11 mars 2020 – Visite de Vézénobres

Le village de Vézénobres

Vézénobres

Les capitelles de Vézénobres (le bois Rascalas) et le circuit de l’eau. Visite du centre ancien de Vézénobres. Visite guidée par Michel Wienin, scientifique et spéléologue chevronné,  ancien président de la Société Cévenole de Spéléologie et Préhistoire..

Rendez-vous : 10h  au parking de la table d’orientation de Vézénobres ou 9h15 au parking de la salle polyvalente pour covoiturage.

Quelques mots sur la sortie:
La visite a été proposée par Annie et Philippe avec l’aide de Marcel Watier pour le choix du guide. Un pique-nique est prévu.

Ça c'est bien passé

Le site

Sous un ciel radieux (bien différent de celui de Nîmes lors de la précédente sortie !) et une température estivale, un groupe de 17 zébriniens a pris la petite route de Brignon, Cruviers, Ners… pour grimper jusqu’au parking de la table d’orientation de Vézénobres où ils ont retrouvé Michel Wienin, notre guide du jour.

Michel et les zébiniens dans la montée du fort

Michel Wienin

Il est à la fois géologue, chercheur, enseignant… il a réalisé l’inventaire des sites industriels en Languedoc Roussillon. Il est aussi spéléologue et ami de Marcel Watier, ce qui nous a permis (et nous en remercions Marcel) de l’avoir pour guide. Mais il est aussi un enfant de Vézénobres où il a la chance d’habiter dans sa maison de famille (du 12e s.) qu’il nous a aimablement ouverte. Connaissant bien l’histoire de son village, il a su nous faire comprendre son évolution à partir d’un intéressant point de vue économique et technique.

Table d’orientation

La table d’orientation

Nous avons commencé par nous situer à partir de la table d’orientation qui se trouve au sommet du village à l’emplacement de l’oppidum et du fort. Michel nous a désigné tous les sommets que nous pouvions apercevoir. D’un côté les Cévennes avec le Mont Lozère, l’Aigoual…, le Pic St Loup, pour les plus connus, de l’autre côté la garrigue avec le Mont Bouquet (dont nous avons l’habitude de voir la face opposée)… et même le Ventoux, mais aussi le Gardon … le tout dans une visibilité exceptionnelle.

Quelques fragments de mur d’enceinte du fort qui succède à l’oppidum gallo-romain  demeurent encore en place, surmontés pendant la dernière guerre par une tour de guet dont il ne reste que l’encrage des piliers.

Le village médiéval

Vézénobres est un superbe village perché qui a le label Village de caractère et compte 1800 habitants. Étape sur le chemin de Regordane il a connu une grande prospérité au Moyen Age.

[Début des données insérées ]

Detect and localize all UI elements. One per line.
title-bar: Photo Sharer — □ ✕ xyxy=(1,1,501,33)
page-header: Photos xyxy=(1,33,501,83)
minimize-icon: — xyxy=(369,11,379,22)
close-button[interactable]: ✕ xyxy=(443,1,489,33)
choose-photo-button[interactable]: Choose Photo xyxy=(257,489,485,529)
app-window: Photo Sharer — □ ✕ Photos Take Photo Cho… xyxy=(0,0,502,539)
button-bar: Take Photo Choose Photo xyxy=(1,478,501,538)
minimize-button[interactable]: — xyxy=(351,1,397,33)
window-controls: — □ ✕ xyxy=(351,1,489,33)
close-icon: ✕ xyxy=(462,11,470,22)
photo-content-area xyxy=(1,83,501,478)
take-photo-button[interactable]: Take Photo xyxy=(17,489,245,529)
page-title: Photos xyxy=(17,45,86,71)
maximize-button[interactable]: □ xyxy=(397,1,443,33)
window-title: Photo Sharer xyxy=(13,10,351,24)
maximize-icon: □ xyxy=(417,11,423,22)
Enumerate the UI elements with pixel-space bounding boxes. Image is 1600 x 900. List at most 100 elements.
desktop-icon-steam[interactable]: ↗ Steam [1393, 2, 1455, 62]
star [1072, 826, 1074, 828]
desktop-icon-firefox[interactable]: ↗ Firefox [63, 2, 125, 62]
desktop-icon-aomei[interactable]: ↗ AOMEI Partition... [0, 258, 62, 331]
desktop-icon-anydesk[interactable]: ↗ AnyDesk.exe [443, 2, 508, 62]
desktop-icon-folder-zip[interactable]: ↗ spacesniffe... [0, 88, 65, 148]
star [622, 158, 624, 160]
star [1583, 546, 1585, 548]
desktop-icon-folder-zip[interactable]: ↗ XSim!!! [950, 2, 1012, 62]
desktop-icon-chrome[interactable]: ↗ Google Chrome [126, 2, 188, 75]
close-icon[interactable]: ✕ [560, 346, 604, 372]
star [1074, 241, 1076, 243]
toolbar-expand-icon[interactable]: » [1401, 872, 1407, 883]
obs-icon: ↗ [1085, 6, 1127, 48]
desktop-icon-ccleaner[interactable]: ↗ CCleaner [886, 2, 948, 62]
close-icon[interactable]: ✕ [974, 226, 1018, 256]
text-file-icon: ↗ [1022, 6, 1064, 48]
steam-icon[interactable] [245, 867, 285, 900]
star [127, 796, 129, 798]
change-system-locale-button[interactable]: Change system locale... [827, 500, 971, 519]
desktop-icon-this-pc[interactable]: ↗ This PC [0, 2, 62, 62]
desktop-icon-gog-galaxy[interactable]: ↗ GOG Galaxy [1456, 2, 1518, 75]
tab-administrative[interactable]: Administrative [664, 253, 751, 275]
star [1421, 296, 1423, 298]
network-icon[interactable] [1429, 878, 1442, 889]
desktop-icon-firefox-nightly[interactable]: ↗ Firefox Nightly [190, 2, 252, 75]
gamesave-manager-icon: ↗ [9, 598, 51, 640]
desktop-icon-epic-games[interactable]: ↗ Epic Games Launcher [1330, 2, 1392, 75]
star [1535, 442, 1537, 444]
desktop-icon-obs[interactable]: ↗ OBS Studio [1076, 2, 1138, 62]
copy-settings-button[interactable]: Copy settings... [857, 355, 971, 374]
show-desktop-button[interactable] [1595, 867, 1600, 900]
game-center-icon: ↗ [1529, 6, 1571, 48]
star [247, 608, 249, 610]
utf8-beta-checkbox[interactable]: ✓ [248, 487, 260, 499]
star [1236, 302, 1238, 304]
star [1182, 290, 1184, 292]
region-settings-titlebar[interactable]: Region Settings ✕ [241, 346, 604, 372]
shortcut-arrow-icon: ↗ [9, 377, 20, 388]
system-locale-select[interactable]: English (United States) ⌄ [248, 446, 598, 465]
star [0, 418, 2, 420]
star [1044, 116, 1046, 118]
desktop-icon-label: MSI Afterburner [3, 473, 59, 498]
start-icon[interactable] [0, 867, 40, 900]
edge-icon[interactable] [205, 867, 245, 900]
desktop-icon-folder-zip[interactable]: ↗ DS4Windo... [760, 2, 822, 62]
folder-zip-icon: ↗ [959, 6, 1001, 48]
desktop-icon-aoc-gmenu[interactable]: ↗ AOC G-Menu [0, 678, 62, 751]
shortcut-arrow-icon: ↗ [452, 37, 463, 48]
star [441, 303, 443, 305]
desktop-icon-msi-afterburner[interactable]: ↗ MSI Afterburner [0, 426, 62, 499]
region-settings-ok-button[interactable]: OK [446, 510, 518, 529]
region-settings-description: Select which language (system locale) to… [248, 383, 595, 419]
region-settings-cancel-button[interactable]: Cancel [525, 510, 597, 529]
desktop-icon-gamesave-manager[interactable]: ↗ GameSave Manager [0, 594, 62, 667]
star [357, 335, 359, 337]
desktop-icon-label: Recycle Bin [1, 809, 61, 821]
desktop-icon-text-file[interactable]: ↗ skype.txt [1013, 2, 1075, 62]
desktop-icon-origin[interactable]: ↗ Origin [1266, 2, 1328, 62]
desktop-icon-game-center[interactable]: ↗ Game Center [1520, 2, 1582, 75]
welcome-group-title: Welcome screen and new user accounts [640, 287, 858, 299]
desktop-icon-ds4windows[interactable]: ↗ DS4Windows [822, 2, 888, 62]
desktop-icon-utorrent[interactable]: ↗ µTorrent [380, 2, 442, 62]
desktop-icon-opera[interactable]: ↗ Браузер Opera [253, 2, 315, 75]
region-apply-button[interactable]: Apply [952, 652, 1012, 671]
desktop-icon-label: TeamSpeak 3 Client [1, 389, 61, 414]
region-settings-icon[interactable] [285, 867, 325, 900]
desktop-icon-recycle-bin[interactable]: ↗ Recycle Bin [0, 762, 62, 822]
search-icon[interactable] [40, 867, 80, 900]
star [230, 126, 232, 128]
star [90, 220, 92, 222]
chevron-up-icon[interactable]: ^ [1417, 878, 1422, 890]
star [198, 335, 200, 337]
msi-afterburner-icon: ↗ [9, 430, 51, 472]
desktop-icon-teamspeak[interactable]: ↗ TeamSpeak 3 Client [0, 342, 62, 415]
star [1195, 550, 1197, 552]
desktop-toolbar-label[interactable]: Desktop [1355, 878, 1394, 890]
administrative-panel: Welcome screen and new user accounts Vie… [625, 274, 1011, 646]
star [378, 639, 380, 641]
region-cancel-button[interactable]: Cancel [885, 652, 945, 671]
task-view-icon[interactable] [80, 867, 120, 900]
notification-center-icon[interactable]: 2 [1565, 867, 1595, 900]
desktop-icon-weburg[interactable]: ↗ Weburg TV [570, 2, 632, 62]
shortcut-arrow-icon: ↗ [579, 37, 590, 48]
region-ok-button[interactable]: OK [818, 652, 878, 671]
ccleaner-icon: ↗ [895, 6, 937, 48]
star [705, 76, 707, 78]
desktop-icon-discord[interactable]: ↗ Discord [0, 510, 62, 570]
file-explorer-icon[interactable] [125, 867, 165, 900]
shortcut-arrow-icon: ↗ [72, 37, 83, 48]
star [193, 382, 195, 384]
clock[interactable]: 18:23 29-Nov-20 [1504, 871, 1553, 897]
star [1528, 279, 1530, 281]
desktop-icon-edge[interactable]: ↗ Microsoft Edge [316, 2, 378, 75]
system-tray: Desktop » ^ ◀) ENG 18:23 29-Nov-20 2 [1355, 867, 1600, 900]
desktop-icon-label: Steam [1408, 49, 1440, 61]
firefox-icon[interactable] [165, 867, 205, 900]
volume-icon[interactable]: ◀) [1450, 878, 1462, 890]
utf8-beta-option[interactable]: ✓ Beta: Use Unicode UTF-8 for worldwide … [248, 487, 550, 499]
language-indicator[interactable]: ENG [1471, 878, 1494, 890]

Nous entrons dans le village par la porte de l’Auro (vent du nord), une des cinq portes de l’enceinte. Seules quelques belles pierres à bossage témoignent de son existence. Nous descendons la rue du Haut plan, celle de la Montée du fort pour atteindre la Grand rue. Des rues caladées, bordées d’anciennes maisons.

Maison de famille de Michel Wienin

Maison à calabert

Nous entrons dans celle de notre guide pour y découvrir une vaste pièce voutée en berceaux croisés qui parait traversante tant elle est éclairée par la terrasse couverte voutée en berceau, appelée autrefois calabert et destinée au séchage des figues. Notre hôte nous explique que toutes les maisons de cette rue possédaient au 17e siècle ce genre de terrasse, ce qui participe aujourd’hui à la beauté du village, offrant à la vue ces alignements de grandes voûtes. Jadis on y installait sur de grandes piques de bois, des colliers de figues (séparées par des nœuds) que l’on laissait sécher quelques mois pour obtenir ces fameuses figues sèches prêtes à fournir des fruits en hiver, vendues à la foire de la St André en automne. De la terrasse la vue est magnifique sur les collines, les toits du village, le Gardon et le verger-conservatoire des figuiers où 1000 figuiers de 100 variétés différentes proviennent du Conservatoire botanique National de Porqueroles. La grande pièce servait d’échoppe au Moyen Age, ouvrant par une large porte sur la rue, une plus petite porte permettait d’accéder par un escalier aux chambres. Un autre escalier descendait sur trois niveaux où étaient abrités les bêtes, les marchandises…

Les andrones

En remontant la Grand rue, nous passons devant d’étroites ruelles ou escaliers qui permettaient d’atteindre la rue en dessous, sans avoir besoin de parcourir ces longues rues parallèles.

Les doubles portes

Les doubles portes

Nous passons devant des maisons aux curieux doubles encadrements de portes. A la fin du 18e s., pour échapper à l‘impôt sur les portes et fenêtres, de nombreuses portes cochères ont été réduites offrant cette curieuse architecture parfois doublée. De longs claveaux faits d’un calcaire blanc et dur du pays constituent ces grands arceaux du Moyen Age où s’incorporent des encadrements de porte plus tardifs.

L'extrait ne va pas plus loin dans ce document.